1. Stem Cell Bioprocessing (EAGER, NSF)
Stem cell bioprocessing aims at the realization of effective cellular therapies against maladies, which are currently considered incurable. While significant strides have been made in strategies for the conversion of stem cells toward therapeutically useful cell types in the laboratory, quantitative frameworks are lacking for the rational design and optimization of relevant bioprocesses. This NSF-funded project focuses on the development of multiscale models accounting for the heterogeneity of isogenic stem cell populations and temporally distinct intra- and inter-cellular processes affecting fate adoption. A theoretical framework is developed in conjunction with the differentiation of human pluripotent stem cells toward pancreatic islet cells in fully automated bioreactor cultures. The expected outcomes will contribute to the efficient generation of cellular material for regenerative therapies for diabetes and will spur similar efforts for the manufacturing of other therapeutically useful cell types including hepatocytes, cardiomyocytes, and neuronal cells. The images below show human stem cell cultivation in a microcarrier bioreactor.
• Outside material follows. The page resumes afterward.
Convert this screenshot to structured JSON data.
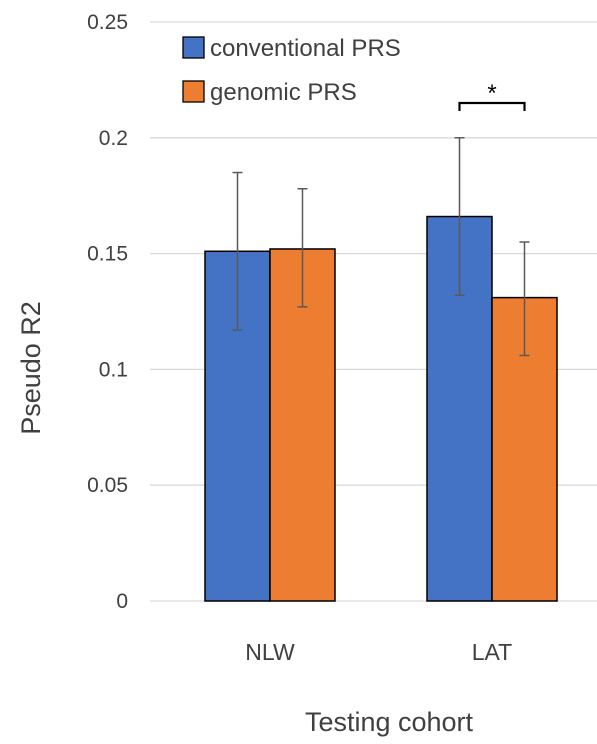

2. Stem cell-based Engineered Cardiac Tissue Repair (DoD)
The overall goal of this DoD-supported project is the development of cellularized cardiac grafts for patients with congenital heart defects such as the Tetralogy of Fallot (ToF). This is a team effort led by Professor L. Black (BME), who is developing a silk-based scaffold in collaboration with the group of Professor David Kaplan (BME).

The scaffold will be loaded with cardiomyocytes derived from human pluripotent stem cells. Professor Tzanakakis' (ChBE) laboratory has developed methods for the generation and characterization of cardiomyocytes from human stem cells. More importantly, the laboratory has extensive expertise in the scalable cultivation of stem cells and their progeny given that the generation of large numbers of cardiomyocytes is a key requirement of this project. Cardiomyocyte-loaded scaffolds will be tested in a pig model of heart defects at the Cummings Veterinary Medical Center. The technology developed through this work is expected to benefit not only ToF patients but also those afflicted by a wide range of cardiovascular diseases requiring heart surgery.

(A) Human pluripotent stem cells differentiated to cardiomyocytes express α-actinin (ACTN1) and cardiac troponin T.
(B) Derived from human pluripotent stem cells cultured on microcarriers (stars) in a bioreactor, cardiac progenitor cells display relevant markers.